Sterling Harjo and Taika Waititi's Reservation Dogs is more than just a story about four teenagers eager to get off a Native American reservation. Throughout the series, we learn that a key member of their group dies by suicide, and just like "The Bear," that sadness is felt throughout the show, even in its lighter, sweeter moments. Although the show is billed as a comedy, "Reservation Dogs" has sparked conversations about mental health and suicide, which occur at much higher rates in Indigenous communities compared to white communities.

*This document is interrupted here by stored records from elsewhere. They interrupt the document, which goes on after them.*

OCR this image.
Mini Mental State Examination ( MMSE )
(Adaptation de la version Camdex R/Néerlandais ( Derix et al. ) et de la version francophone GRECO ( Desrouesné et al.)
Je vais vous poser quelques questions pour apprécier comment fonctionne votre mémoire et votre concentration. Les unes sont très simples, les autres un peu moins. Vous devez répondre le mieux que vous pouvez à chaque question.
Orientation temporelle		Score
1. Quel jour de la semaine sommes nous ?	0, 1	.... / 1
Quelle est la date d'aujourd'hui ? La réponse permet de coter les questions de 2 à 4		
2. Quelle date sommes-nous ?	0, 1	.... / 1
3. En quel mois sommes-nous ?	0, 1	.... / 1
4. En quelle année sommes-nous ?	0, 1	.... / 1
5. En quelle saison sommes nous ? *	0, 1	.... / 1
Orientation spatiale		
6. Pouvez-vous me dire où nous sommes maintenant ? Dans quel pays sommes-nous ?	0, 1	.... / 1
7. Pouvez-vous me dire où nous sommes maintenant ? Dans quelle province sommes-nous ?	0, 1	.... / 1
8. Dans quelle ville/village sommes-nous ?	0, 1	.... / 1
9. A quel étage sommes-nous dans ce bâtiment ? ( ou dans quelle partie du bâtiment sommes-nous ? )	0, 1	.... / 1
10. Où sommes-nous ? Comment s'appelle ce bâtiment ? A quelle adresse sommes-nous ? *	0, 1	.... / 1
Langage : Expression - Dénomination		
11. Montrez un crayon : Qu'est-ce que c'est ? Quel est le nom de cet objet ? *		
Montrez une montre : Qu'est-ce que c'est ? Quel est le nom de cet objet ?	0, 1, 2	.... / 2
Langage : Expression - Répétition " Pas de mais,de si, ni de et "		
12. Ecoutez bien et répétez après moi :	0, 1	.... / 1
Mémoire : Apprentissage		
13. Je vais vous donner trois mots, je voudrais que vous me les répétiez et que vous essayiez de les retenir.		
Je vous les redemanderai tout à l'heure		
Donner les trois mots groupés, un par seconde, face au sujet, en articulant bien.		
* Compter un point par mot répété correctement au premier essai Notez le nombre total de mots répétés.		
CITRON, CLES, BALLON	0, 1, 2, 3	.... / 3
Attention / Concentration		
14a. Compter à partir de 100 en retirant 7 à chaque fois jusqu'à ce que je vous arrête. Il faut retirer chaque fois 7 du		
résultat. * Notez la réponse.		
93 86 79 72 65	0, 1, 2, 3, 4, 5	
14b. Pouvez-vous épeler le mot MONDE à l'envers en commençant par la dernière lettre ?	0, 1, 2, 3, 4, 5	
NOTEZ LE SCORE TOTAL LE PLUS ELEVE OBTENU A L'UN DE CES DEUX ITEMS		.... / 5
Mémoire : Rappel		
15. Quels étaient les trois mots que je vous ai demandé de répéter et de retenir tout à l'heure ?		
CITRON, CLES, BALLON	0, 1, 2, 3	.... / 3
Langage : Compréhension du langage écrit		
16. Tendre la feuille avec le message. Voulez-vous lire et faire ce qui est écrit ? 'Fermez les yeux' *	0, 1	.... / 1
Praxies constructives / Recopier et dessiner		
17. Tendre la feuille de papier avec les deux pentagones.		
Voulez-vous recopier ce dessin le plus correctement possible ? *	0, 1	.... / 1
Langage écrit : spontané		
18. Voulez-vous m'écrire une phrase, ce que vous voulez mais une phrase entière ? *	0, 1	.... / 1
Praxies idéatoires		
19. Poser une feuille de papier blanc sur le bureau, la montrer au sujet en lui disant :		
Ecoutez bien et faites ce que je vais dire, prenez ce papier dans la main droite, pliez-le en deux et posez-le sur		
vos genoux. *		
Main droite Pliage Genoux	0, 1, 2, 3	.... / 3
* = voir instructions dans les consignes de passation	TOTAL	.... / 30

"It's hard to explain because I think [sadness] actually contributes to our humor, our local humor," Harjo told Variety . "I think it's always been close to tragedy because it's about survival. Humor has always been about survival. It's like laughing in the face of all the tragedy around us."

Severance (Apple TV+)

If you're looking for another show about workers overcoming abuse and learning how to value themselves in the workplace, "Severance" is for you. Directed by Ben Stiller, the series tells the story of Mark S. (Adam Scott), who chooses to "sever" his outer self from his workplace self so that he can Separate grief after the death of your wife. Like "The Bear ," Mark's emotional struggles bring up mental health issues, while his "introverted" self explores the issues of a toxic workplace. While "Severance" generally has a much quieter tone than "Bear ," the show definitely picks up steam by the end of the season, with an ending that's definitely anxiety-inducing.

Itaewon Class (Netflix)

Finally, if you're looking for another failed restaurant story, consider checking out Itaewon Class. This Korean drama tells the story of Park Sae-ro-yi (played by Park Seo-joon) who is wrongly thrown into prison by the corrupt CEO of a major food company. In true K-drama form, his father also died in an accident, so seven years later, when Sae-ro-yi was released from prison, he decided to continue his father's dream of opening a bar and restaurant. He ends up hiring a group of outcasts who band together to create a business that ultimately defeats the company that wronged him. Like Carmy, Sae-ro-yi encountered many difficulties while running the restaurant. The show also explores issues such as LGBTQ+ and ex-offender stigma in South Korea, making it as subversive and moving as "Bear."